La Cina sempre più vicina all’Occidente come stile di vita e riduzione di nascite per donna
Porto di Hong Kong foto dell’Autore
Eravamo stati circa trent’anni fa in Cina con un numeroso gruppo di cardiologi per un Congresso italo cinese, coordinato dall’Associazione Italia-Cina. Era appena il secondo gruppo italiano in un paese lontano e misterioso, dopo la primogenitura ottenuta dal Presidente Craxi con un altrettanto folto gruppo socialista.
La capitale Beiijng (Pechino) era un fiorire di grattacieli ma per le strade solo scritte solo in cinese, per noi tanto incomprensibili da farci uscire dall’Hotel con un biglietto prestampato da dare al taxista in ogni caso, con la scritta in inglese e ideogrammi “riportami all’ Hotel…tal dei tali”.
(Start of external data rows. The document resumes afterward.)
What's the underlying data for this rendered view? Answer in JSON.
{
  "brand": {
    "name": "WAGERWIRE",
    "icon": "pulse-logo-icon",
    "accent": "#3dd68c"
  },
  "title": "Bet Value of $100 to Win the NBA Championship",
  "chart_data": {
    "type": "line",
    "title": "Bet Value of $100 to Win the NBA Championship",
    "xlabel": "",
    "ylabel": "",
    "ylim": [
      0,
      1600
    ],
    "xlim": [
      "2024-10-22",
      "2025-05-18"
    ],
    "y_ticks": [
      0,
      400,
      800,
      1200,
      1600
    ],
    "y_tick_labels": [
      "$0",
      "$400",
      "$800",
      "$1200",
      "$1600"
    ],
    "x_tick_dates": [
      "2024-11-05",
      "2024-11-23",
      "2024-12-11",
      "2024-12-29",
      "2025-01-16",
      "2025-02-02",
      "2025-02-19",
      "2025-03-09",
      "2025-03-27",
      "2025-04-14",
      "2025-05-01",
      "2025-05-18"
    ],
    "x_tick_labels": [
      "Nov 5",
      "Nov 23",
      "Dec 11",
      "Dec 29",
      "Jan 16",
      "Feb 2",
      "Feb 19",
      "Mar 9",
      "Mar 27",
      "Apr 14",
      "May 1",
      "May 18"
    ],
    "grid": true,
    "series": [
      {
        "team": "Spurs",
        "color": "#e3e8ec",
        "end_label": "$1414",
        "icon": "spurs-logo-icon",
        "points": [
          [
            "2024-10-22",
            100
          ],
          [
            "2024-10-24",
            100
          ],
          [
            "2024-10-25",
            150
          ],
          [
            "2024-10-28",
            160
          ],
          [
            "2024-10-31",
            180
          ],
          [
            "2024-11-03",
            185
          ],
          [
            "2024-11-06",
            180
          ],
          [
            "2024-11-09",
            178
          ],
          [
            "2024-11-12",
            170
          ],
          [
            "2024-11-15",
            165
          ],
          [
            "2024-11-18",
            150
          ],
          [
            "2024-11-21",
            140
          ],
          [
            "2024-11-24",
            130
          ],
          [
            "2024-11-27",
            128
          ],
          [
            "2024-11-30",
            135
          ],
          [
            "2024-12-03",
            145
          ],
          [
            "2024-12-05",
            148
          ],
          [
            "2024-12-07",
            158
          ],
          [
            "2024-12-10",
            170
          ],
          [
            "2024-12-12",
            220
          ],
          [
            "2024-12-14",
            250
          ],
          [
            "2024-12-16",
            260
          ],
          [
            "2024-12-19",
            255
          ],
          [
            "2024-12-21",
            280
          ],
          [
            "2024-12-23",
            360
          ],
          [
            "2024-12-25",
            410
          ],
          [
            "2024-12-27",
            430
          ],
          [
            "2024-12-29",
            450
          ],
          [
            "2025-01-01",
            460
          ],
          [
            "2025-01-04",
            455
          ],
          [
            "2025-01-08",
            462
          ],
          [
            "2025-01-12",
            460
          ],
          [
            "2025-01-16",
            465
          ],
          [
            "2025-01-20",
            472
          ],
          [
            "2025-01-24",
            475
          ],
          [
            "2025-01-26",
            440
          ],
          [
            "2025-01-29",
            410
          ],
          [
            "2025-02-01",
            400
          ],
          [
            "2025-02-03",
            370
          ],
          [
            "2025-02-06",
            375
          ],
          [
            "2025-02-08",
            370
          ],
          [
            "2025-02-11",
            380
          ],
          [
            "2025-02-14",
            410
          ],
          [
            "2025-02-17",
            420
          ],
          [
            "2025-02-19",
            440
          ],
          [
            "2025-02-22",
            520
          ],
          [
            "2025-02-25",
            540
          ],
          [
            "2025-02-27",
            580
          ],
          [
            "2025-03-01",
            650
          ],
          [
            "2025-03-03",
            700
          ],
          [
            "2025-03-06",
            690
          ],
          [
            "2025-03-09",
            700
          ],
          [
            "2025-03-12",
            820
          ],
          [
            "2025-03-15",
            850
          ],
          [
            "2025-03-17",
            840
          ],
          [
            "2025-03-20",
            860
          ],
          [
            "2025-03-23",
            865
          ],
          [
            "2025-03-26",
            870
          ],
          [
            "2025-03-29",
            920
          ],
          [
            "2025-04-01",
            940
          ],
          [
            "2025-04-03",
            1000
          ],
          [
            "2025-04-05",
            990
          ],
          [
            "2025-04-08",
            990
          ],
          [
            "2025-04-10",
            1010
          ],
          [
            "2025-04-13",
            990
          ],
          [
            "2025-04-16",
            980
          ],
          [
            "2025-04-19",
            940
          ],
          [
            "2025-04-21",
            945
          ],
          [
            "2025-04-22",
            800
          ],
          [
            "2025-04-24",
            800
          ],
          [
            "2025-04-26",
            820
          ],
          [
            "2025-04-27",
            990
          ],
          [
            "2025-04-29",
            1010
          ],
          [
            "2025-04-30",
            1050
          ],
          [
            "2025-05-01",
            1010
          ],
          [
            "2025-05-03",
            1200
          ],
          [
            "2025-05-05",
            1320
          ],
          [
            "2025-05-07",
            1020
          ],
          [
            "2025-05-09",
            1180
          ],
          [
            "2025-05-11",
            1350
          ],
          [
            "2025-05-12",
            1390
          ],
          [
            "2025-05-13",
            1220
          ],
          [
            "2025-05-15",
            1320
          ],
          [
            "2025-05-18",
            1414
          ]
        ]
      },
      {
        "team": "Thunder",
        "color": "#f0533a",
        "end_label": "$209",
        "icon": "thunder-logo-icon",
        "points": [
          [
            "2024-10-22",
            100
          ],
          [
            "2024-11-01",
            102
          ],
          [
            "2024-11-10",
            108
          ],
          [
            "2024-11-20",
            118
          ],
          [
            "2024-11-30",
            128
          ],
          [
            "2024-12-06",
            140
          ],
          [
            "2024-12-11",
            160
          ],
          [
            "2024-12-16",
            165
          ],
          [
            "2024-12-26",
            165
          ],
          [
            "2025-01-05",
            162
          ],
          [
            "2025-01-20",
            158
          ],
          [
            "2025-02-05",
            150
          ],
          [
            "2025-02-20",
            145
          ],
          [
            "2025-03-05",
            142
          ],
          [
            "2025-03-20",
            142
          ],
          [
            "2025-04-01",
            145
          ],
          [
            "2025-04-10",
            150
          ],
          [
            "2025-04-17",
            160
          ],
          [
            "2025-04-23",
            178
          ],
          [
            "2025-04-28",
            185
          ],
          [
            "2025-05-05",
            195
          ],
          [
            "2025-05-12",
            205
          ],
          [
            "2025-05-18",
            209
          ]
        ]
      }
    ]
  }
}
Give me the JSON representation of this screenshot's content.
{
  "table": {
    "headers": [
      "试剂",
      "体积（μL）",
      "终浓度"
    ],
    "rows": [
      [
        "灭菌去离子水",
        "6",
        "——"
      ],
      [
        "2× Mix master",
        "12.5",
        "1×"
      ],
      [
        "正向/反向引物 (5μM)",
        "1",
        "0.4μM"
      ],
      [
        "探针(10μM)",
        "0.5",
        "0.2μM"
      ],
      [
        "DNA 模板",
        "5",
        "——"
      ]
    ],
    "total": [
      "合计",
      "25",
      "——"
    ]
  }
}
In questi trent’anni tante cose sono cambiate, i cinesi sono ai vertici della tecnologia e la Cina é quella definitiva potenza mondiale con penetrazione in tutti i mercati. Ma la Cina somiglia sempre di più al ricco Occidente industrializzato anche come stile di vita che è sempre meno votato al sacrificio e lavoro come nel passato. La ricchezza accumulata in solo pochi decenni ha fatto perdere ai giovani la voglia di fare figli ma non di godersi un pò la vita insieme a carriera e lavoro.
IA Ph
Le statistiche parlano chiaro, in Cina c’è un calo di nascite che preoccupa i governanti. Mao come Mussolini sosteneva che il “numero è potere” ma non si riesce a venir fuori dalla tendenza delle famiglie ad avere un solo figlio come anche in Italia che vede ridurre le nascite con un leggermente superiore 1,18 figli, per donna.
I governanti cinesi stanno cercando di correre ai ripari aumentando gli incentivi per far sposare più giovani coppie e con una legge che a partire dal 1° gennaio 2026, tasserà nuovamente profilattici e pillola anticoncezionale.